In this weekend’s News and Commentary: an NLRB judge finds a Starbucks manager violated labor law by retaliating against a lead organizer in Florida; the Second Circuit seemed skeptical of restaurant groups’ claims that New York City’s just cause protections for fast food workers are preempted by federal labor law; and the NLRB’s General Counsel brings a case against USC seeking to establish that college athletes are employees protected by the NLRA.
On Wednesday, an NLRB judge found that a Starbucks manager violated federal labor law by unlawfully threatening the lead organizer at a store in Hialeah, Florida. As organizer Will Suarez was heading to a media interview about the Starbucks Workers United organizing drive at his store, manager Diron Martinez asked him to clock in early for his shift. When Suarez declined, Martinez told him that he didn’t want the campaign to “turn into another Memphis,” referring to an organizing drive at a store in Memphis, Tennessee, which had resulted in the firing of seven union supporters a week earlier. NLRB judge Donna Dawson said Martinez’s comment amounted to a threat of retaliation if Suarez continued to speak publicly about the union drive and ordered Starbucks to cease and desist from threatening reprisals and to post a notice at the Florida store. The union ultimately lost the election at that store, with workers rejecting representation 14-12.
On Thursday, a Second Circuit panel appeared skeptical of two restaurant groups’ claims that federal labor law preempts New York City’s just cause protections for fast food workers. The appeal comes from a February 2022 lower court summary judgment order finding that the two laws were not preempted or unconstitutional. The first major local legislation of its kind, Intro 1415-A and Intro 1396-A require fast food employers to show just cause or a “bona fide economic reason” in order to terminate their workers. Lawyers for the restaurant groups argued that these laws go “far beyond what is a minimal labor standard” — which would survive labor law preemption — and instead “have the effect of removing these subjects from collecting bargaining entirely.” But judges on the panel pushed back, stating that most fast-food workers have no collective bargaining agreements or negotiations to be interfered with, and that “labor law is chock-a-block full” of laws like the ones in question. The arguments come as the city considers expanding these just cause protections to all workers.
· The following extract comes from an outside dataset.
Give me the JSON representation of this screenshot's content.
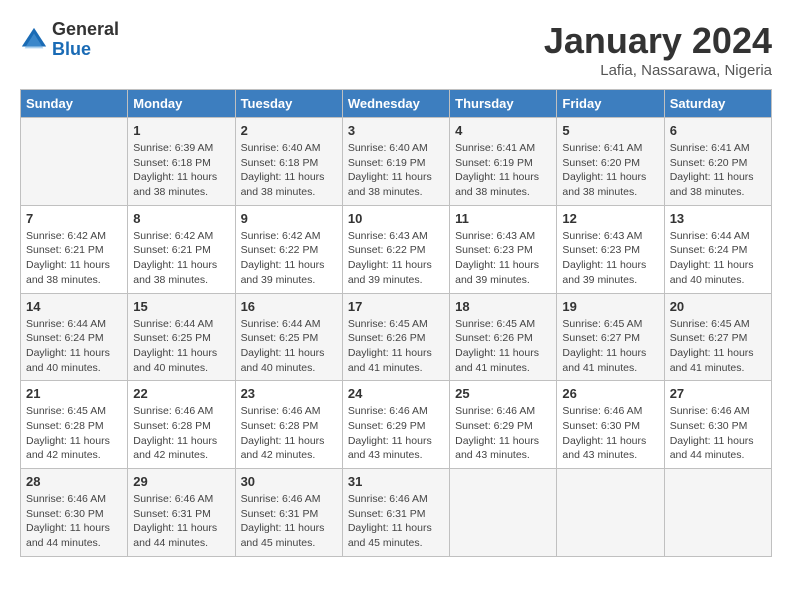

On Thursday, the NLRB’s General Counsel filed a complaint against the University of Southern California, the Pac-12 Conference, and the National Collegiate Athletic Association seeking to establish new precedent that certain college athletes are protected by the NLRA. The complaint alleges that the school and conferences are joint employers of the school’s basketball and football players and that they violated the NLRA by misclassifying them as “non-employee student-athletes” and interfering with their organizing rights. It alleges that this misclassification was maintained “to intentionally deprive the players” of their rights under the Act and that the institutions also infringed on those rights through a media policy requiring coordination of interviews through the school and a social media policy limiting what players can post online. The suit comes after a 2021 memo from NLRB General Counsel Jennifer Abruzzo encouraging its regional offices to pursue cases against universities for misclassifying their student-athletes. This would be the first time the NLRB considers whether student-athletes are employees after it declined to exercise jurisdiction over Northwestern University football players’ petition to unionize in 2015.